Sino a domenica (soltanto) sul palcoscenico del Gioiello
Non soltanto uno “Strappo alla regola” quello scritto e diretto da Edoardo Erba, scrittura in certo qual modo alta, sofisticata e saggia, una regia appartata e in punta di piedi e leggera, ma altresì uno “strappo al o nel teatro”, di oggi come credo di ieri. Un’idea che vive in un mondo tutto suo, appartata, già frequentata, è vero, nel cinema di Woody Allen anno 1985, con “La rosa purpurea” dove una giovane Cecilia, stanca di una vita familiare fatta di soprusi e di delusioni si rifugiava nella magia di una sala per vedere un giorno la sua passione Tom Baxter balzar fuori dallo schermo e proporle una romantica fuga d’amore. Tra queste atmosfere s’avventura, in casa nostra, con garbo e intelligenza Erba, classe 1954, diplomato al Piccolo di Milano, drammaturgo che ha dato esempi nobili di confezione teatrale (con un piede in tivù), citando per tutti “Maratona di New York” (1992) e “Margherita e il gallo” (2007) soltanto e non dimenticando i tanti titoli che se ne sono andati anche all’estero, San Pietroburgo e Los Angeles, Rio de Janeiro e Amburgo, Barcellona e Amsterdam e Budapest.

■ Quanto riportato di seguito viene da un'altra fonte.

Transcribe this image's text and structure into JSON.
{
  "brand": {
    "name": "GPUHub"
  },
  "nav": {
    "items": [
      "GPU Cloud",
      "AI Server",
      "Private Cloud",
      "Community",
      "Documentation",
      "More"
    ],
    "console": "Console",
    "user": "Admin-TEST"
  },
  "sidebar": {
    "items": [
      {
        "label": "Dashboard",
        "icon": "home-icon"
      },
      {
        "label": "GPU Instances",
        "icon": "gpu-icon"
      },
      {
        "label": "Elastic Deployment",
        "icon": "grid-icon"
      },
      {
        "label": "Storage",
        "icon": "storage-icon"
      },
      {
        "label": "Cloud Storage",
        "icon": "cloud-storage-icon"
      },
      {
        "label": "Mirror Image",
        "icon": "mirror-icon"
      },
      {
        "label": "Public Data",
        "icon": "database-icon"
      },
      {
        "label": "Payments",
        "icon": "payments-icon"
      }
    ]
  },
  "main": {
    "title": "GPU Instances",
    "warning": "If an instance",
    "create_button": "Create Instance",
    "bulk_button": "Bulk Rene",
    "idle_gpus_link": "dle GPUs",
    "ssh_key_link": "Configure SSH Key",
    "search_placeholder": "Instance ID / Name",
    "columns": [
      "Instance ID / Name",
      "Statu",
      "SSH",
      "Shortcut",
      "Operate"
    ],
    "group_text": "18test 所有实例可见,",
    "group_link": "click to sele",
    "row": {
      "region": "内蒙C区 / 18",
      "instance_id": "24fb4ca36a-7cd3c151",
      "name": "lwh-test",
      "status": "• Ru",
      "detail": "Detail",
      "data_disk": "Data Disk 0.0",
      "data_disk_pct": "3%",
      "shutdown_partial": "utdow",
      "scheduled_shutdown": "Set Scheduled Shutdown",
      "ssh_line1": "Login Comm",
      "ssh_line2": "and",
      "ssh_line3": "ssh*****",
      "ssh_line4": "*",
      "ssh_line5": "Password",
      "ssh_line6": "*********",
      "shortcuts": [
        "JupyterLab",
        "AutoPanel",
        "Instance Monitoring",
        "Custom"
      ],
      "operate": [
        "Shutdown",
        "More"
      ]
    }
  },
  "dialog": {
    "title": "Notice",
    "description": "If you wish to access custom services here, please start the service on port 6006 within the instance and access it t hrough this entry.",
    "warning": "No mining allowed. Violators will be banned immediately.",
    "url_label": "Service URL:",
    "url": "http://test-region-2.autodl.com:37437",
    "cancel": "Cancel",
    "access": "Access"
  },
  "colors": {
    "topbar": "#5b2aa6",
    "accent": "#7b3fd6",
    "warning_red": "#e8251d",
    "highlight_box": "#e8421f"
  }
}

Sullo schermo – montato in palcoscenico (al Gioiello, sino a domenica 9 marzo) – proiettano un horror degli anni Settanta, di quelli che si facevano a basso costo, ambientato in quella Bellano, sulla riva del lago di Como, dove Andrea Vitali ambienta i suoi gialli e il suo imperdibile maresciallo maggiore Ernesto Maccadò: dove l’Orietta, personaggio secondario del film, è la parte femminile tutta sospiri e sguardi dolci e ti amerò per sempre (lui è Sebastiano Somma) di una coppia in visita, sotto la guida di una enigmatica Asia Argento, di una villa per cui è in vena d’acquisto. Di stanza in stanza, da cunicolo a stanzone superiore che ospita il pollaio, che può fare allora l’Orietta se a un certo punto viene misteriosamente inseguita da uno scuro essere incappucciato e armato di lungo coltello se non trovare quello “strappo” dello schermo e catapultarsi nel più tranquillo palcoscenico? Urla e chiede aiuto a gran voce, alla giovane maschera, Moira, che compare atterrita più di lei e che sorveglia il cinema di un lunedì deserto, timorosa con quell’intrusione di essere cacciata da un posto di lavoro che le offre un minimo di indipendenza da quel Calogero con cui s’è messa e che la sorveglia al cellulare in continuazione. A far la fine della vittima dello schermo è un attimo. Tenta di convincere l’Orietta a ritornare dentro il film, lei che è la prima malcapitata di quel coltellaccio e senza la quale le altre due vittime non potranno mai arrivare: nel frattempo, con una confidenza che s’alimenta pian piano, arrivano i ricordi scolastici della mancata vittima, lei è segretaria in un liceo, “non è mica una scuola media”, e le confessioni di Moira, stanca di quella relazione tossica che le ha fatto anche perdere ogni rapporto con il figlio ma da cui non riesce a uscire. Mentre sullo schermo il film gira a vuoto, continuando la cinepresa a inquadrare galline che in quel pollaio non fanno altro che becchettare e ricevere visite di giornalisti e sensitive (Marina Massironi) che provano a sbrogliare la matassa. Dovrà essere Moira a ritrovare quello “strappo” e l’Orietta a darle una mano per afferrare quella via di fuga: realtà e finzione, ancora il vecchio Pirandello a fare l’occhiolino, l’una là sullo schermo l’altra sul palcoscenico, dove l’esistenza è davvero autentica.
Garbo e intelligenza dicevamo, di scrittura e regia, che si ripetono nelle interpreti, nella delicata e trasognata Maria Amelia Monti e in Claudia Gusmano, che arrotonda quelle vocali siciliane a buttar fuori la rabbia e ancora la non arrendevolezza della sua Moira. Bravissime entrambe, un interscambio notevole di sentimenti e ribellioni, accolte dalle risate e dagli applausi di un pubblico che riempiva la sala. Insomma, un successone.
Elio Rabbione
Le foto dello spettacolo sono di Gianluca Pantaleo.